The Gutes or the Gotlanders (in Swedish gutar) are the population of the island of Gotland. The ethnonym is related to that of the Goths (Gutans), and both names were originally Proto-Germanic *Gutaniz. Their language is called Gutnish (gutniska).

The oldest history of the Gutes is retold in the Gutasaga. According to legend they descended from a man named Þjelvar who was the first to discover Gotland. Þjelvar had a son named Hafþi who wedded a fair maiden named Hvitastjerna. These two were the first to settle on Gotland. Hafþi and Hvitastjerna later had three children, Guti, Graipr and Gunfjaun. After the death of their parents, the brothers divided Gotland into three parts and each took one, but Guti remained the highest chieftain and gave his name to the land and its people.

In Modern Swedish language, there are two words for the inhabitants on Gotland: gotlänning (Gotlander) and gute. All inhabitants of Gotland, regardless of their ethnicity, are gotlänning (pl. gotlänningar -Gotlandians) but one is called gute (pl. gutar - Gutes) if one is of native descent.

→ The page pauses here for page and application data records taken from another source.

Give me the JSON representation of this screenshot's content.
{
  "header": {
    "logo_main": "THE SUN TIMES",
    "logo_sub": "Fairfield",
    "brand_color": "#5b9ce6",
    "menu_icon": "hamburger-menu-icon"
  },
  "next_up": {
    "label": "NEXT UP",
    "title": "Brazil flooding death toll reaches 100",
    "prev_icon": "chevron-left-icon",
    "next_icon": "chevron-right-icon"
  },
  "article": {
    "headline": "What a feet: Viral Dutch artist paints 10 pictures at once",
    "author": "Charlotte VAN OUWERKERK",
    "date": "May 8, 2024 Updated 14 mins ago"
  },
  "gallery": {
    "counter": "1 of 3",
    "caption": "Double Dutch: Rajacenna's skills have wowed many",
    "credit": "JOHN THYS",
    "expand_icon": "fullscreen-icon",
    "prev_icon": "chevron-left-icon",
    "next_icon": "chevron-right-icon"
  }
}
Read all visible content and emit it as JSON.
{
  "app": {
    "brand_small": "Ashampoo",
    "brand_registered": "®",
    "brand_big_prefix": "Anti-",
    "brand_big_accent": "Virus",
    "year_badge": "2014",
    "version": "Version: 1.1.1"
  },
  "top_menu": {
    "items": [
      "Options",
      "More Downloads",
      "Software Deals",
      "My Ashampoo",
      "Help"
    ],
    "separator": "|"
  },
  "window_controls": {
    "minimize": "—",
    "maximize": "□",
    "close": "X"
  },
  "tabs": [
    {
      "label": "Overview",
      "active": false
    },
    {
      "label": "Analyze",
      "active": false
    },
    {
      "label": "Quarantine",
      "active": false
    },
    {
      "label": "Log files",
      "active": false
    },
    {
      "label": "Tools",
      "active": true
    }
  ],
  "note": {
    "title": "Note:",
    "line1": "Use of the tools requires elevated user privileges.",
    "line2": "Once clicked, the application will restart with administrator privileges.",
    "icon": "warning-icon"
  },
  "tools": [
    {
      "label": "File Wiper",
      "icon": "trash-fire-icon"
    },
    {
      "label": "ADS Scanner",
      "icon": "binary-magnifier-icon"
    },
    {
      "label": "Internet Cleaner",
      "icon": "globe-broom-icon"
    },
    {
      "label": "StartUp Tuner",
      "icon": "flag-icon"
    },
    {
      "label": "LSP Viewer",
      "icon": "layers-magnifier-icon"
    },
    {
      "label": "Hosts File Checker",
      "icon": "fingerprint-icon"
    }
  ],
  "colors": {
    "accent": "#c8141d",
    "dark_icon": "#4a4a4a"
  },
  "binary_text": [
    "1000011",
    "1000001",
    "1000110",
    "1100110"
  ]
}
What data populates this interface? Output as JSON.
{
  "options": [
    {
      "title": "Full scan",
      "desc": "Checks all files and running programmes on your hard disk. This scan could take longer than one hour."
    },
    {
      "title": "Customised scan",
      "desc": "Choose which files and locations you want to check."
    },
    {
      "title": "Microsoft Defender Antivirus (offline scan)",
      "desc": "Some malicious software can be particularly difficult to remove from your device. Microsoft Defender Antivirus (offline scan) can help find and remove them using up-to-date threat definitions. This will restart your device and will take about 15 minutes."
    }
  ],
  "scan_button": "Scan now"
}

A DNA study conducted on the 5000-year-old skeletal remains of three Middle Neolithic seal hunters from Gotland showed that they were related to modern-day Finns, while a female farmer known as "Gök4" from a megalithic tomb in Gökhem parish in Västergötland on the mainland was found to be more closely related to modern-day Mediterraneans, specifically inhabitants of Cyprus and Sardinia. This is consistent with the spread of agricultural peoples from the Middle East at about that time.

It is also related that because of overpopulation one third of the Gutes had to emigrate and settle in southern Europe. Some scholars, as for instance Wessén, Wenskus, Hoffman etc., have argued that this tale might be a reminiscence of the migration of the Goths.